In Russia, for example, the authorities mostly looked the other way for the past two months as international fans and residents alike partied on the street, drinking (in violation of the law in many cases) and singing and dancing well into the morning hours.


The next World Cup will most certainly not look like that, Qatari officials said. Mr. Khater said he “might consider” designated drinking zones, but he said alcohol would be “more restricted” than in previous World Cups. That may prove difficult; the World Cup often takes over the host country with its own energy, and the sheer scale and diversity of the crowds can sometimes make moderating their behavior a challenge, something Qatar 2022 executives learned firsthand in Russia.

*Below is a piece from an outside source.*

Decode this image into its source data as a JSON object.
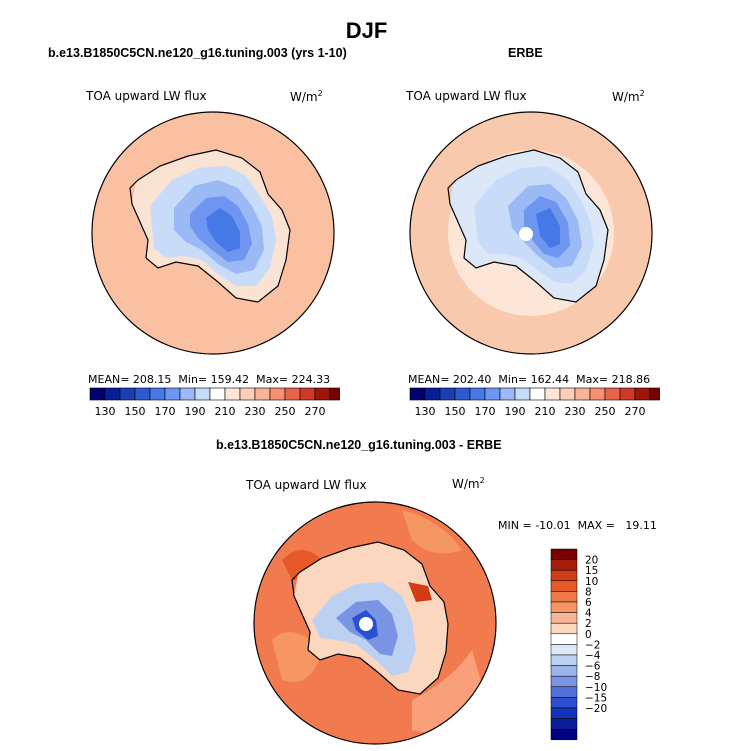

Hassan al-Thawadi, the head of Supreme Committee, said 250 people from his team were embedded at the World Cup this summer to get a “front-seat” view of running a tournament, including game operations, media procedures, and security inside and outside stadiums. Seeing the large crowds up close made them realize, among other things, that they would need to move the planned Fan Zone to a different site, and that their new metro train system would require more cars.



Lusail, a city being created to accommodate World Cup fans, was a work in progress this spring. 


Still, Mr. Khater said, those who think changing what Cup fans are used to means that his country should not host the tournament are suffering a failure of imagination.


“We are modest,” he said. “We want people to come and see, yes, you could be a modest person, you could be a conservative country and still be a fun-loving country, and you could still play football and you could still host a World Cup.”


Moscow, a city more than 900 years old, will host the World Cup final on Sunday. Lusail, the city that will host the World Cup final in four years, does not really exist yet. A 30-minute drive from central Doha, it remains a patchwork of mostly empty towers standing side by side, with new ones rapidly popping up alongside them.


Construction has been continuing, too, in places like West Bay, which can still have the feel of a ghost town. Stray cats wander around the empty streets. In the buildings that keep lights on at night, onlookers can peer in and see the vast emptiness. Other towers are simply dark.


Supply right now is far outstripping demand. But Qatar needed to grow for the World Cup. FIFA mandates that tournament hosts have 125,000 hotel rooms available. At the time of its bid, Qatar had 30,000. It is building hotels, and it will also use cruise ships and desert campsites to supplement the demand for beds.


Experts say the World Cup is a central component of a plan not only to develop the country physically, but also to increase its name recognition on the global stage.


After eight years of waiting, the World Cup spotlight, the microscope, will be Qatar’s alone, with all that entails.